Gold in the Shadows

shadow_large.jpg

“In the beginning, we are mostly asleep. Society conditions our consciousness. And so we remain unconscious to our true self for at least the first half of life."  - Scott Jeffrey

The shadow is a psychological term for everything we can’t see in ourselves. Everyone and everything has a shadow: the kindest person you know has a shadow, all spiritual groups have a shadow, teachers have shadows. Unawareness of our own shadows or that of organizations and other people causes us to project an unreasonable expectation of perfection for ourselves and for the groups with which we are connected. The result can be a misplaced reliance on the perceived perfection of teachers and groups as a way to avoid difficult interactions and thoughts. Sometimes called spiritual bypassing, this tendency reduces our capacity to hold the truth of opposites and simplifies the complexities of all the realities that are always present in one person or a group of people.

How to work with our own shadows? Author Robert Bly has an image of a black bag we drag behind us which contains all our shadow material, the things we don’t want to look at or acknowledge about ourselves. He says “We spend our lives until we’re twenty deciding what parts of ourselves to put into the bag, and we spend the rest of our lives trying to get them out again.”

Notice what you don’t like about other people or groups. Are those qualities alive in you? Jung said “Everything that irritates us about others can lead us to an understanding of ourselves.” In psychology we would say that you are taking back the projection onto others and owning it as your own.

Many of us identify ourselves as being a “good person." We are praised as children for being a “good boy” or “good girl.” This intensifies the split between our conscious identity and our shadow. If you see yourself as a disciplined person, you’re repressing your lazy part. The lazy part is hiding in the shadow. So identify with this lazy part. See it. Accept it. Make friends with it. It’s okay to be lazy too.

Befriending one’s own shadow material creates compassion and understanding toward the challenges of others, who are also struggling to love and accept the parts of themselves that aren’t pretty or nice. Yoga class is a great place to practice this, surrounded as you are by the bodies, energies, and influences of others. If we’re all flawed, if we all carry repressed material, if we are all struggling to hold compassion for our own broken selves, this understanding creates a deep compassion for all the ways in which people are a little bit crazy. Welcome to being human!

Recommended Reading
“Owning Your Own Shadow” by Robert A. Johnson
“A Little Book on the Human Shadow” by Robert Bly
“Meeting the Shadow” by various authors, Edited by Connie Zweig and Jeremiah Adams

Love and Oneness

dew-drops-spiderweb.jpeg

I’m reading Michael Pollan’s book, “How to Change Your Mind,” in which he follows the history of altered consciousness through psychedelic substances and meditation and discusses recent research in giving psilocybin to those who are dying, depressed, or anxious. Almost without exception, those who return from these experiences say two things: that the most important thing is love, and that everything is one. 
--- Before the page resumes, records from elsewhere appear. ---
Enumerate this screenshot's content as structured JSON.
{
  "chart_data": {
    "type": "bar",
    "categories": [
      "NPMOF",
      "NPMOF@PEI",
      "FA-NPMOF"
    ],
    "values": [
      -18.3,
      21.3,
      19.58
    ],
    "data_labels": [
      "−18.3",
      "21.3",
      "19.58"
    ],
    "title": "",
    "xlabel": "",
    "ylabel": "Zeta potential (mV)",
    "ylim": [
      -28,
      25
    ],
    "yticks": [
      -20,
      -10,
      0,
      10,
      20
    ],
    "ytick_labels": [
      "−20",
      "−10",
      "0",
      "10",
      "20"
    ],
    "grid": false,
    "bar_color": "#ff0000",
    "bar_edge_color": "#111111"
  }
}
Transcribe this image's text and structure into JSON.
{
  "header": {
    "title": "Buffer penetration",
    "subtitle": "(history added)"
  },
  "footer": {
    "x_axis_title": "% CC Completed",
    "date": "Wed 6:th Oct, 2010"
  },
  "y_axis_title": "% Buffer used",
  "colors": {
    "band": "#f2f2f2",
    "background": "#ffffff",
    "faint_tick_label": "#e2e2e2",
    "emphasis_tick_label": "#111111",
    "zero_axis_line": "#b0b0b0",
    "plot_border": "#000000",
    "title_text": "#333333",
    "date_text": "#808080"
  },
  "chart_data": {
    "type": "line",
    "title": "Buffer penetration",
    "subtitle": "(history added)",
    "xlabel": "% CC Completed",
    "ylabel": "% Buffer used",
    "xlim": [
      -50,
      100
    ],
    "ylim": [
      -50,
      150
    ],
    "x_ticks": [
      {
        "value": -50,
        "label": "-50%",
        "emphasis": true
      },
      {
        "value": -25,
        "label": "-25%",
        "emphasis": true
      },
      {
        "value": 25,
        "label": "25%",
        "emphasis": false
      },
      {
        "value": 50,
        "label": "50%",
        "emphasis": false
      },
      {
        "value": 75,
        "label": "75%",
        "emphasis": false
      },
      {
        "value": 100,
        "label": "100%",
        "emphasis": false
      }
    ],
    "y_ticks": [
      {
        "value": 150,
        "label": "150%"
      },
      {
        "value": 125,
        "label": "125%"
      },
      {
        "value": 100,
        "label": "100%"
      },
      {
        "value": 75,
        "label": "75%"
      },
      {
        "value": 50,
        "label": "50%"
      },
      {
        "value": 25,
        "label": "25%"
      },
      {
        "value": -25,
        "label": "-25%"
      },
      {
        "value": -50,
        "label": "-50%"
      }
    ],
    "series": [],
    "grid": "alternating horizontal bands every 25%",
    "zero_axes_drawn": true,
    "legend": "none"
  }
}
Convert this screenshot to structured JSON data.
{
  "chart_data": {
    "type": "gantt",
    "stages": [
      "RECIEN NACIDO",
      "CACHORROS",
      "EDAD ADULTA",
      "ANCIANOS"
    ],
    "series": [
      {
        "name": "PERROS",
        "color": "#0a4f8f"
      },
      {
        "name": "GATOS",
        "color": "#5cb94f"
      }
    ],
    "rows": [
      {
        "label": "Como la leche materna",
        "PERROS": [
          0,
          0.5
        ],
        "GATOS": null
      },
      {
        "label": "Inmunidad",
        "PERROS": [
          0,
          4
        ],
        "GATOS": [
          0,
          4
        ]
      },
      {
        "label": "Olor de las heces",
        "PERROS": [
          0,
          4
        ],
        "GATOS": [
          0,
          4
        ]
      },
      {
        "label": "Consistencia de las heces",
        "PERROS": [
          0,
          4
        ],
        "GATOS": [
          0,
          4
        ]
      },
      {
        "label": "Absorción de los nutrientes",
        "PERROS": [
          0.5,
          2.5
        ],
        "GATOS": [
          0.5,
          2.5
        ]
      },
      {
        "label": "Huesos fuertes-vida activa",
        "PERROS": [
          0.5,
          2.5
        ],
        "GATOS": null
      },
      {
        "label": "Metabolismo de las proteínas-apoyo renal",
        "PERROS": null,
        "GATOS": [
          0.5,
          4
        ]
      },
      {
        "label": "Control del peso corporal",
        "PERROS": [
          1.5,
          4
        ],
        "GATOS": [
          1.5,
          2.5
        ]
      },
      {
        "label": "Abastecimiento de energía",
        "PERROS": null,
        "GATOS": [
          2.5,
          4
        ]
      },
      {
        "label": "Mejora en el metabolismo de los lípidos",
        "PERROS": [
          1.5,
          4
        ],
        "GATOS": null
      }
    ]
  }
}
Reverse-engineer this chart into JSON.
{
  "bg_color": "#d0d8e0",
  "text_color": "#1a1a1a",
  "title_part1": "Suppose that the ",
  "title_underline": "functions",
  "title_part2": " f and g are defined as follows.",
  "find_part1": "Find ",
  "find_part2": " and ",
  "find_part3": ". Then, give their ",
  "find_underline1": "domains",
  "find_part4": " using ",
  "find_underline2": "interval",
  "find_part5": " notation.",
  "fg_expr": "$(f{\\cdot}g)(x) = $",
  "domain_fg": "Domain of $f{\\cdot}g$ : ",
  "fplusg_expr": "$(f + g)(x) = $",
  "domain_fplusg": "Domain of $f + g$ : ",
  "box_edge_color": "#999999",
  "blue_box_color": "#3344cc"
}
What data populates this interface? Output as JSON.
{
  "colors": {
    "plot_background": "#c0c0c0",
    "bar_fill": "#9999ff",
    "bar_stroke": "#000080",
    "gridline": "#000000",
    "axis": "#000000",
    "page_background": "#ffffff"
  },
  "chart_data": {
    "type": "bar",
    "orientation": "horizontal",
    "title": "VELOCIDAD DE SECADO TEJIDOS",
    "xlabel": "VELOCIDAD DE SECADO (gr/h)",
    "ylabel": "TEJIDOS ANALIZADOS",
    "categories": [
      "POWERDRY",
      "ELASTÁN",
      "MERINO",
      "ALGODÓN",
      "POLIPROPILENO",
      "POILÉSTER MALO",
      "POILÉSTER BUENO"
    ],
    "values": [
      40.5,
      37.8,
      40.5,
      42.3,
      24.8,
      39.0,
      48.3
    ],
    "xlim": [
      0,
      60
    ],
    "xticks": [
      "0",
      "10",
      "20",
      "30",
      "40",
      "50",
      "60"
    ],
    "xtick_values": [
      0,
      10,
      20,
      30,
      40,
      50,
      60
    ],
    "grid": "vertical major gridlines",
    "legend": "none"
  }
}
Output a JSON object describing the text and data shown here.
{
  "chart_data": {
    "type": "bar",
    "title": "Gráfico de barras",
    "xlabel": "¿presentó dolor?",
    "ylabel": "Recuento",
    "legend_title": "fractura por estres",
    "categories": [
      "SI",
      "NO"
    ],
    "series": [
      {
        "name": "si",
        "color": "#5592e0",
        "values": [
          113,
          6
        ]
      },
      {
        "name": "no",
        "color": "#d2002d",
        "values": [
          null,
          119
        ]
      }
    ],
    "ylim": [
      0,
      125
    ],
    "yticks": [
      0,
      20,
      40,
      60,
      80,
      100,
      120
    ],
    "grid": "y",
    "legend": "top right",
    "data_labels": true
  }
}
John Lennon was naively courageous enough to sing “All You Need is Love.” It is an idea that we pay lip service to. The sentiment is simple and profound, and it isn’t about romantic love. Love is a willing immersion in experience, in the radical nature of life itself. Isn’t it amazing that we’re alive at all?  Rather than being guided by the need to be special, better, or higher than anyone else, wouldn’t we make better use of this lifetime if we were guided by love? If we could embrace the spectacularly ordinary in ourselves and in the world?

To put the idea of “oneness” more concisely, imagine that you are a drop of water in an infinite ocean, and at the same time, the entire ocean is in you, in that drop of water. You are part of a vastness and that vastness is part of you. 

Love and oneness. There is an image from Mahayana Buddhism called Indra’s Net. “Here is the metaphor: In the realm of the god Indra is a vast net that stretches infinitely in all directions. In each "eye" of the net is a single brilliant, perfect jewel. Each jewel also reflects every other jewel, infinite in number, and each of the reflected images of the jewels bears the image of all the other jewels — infinity to infinity. Whatever affects one jewel affects them all.  Everything contains everything else. At the same time, each individual thing is not hindered by or confused with all the other individual things.”(1)

To experience the love and oneness practice the transgressive art of sitting with a soft body and a curious mind, sensing for the presence of stillness. Listen for what is underneath the noise, like a spider sitting on the edge of her web, sensing for the most delicate sensations. There is a whole world there, beneath the clang and jangle.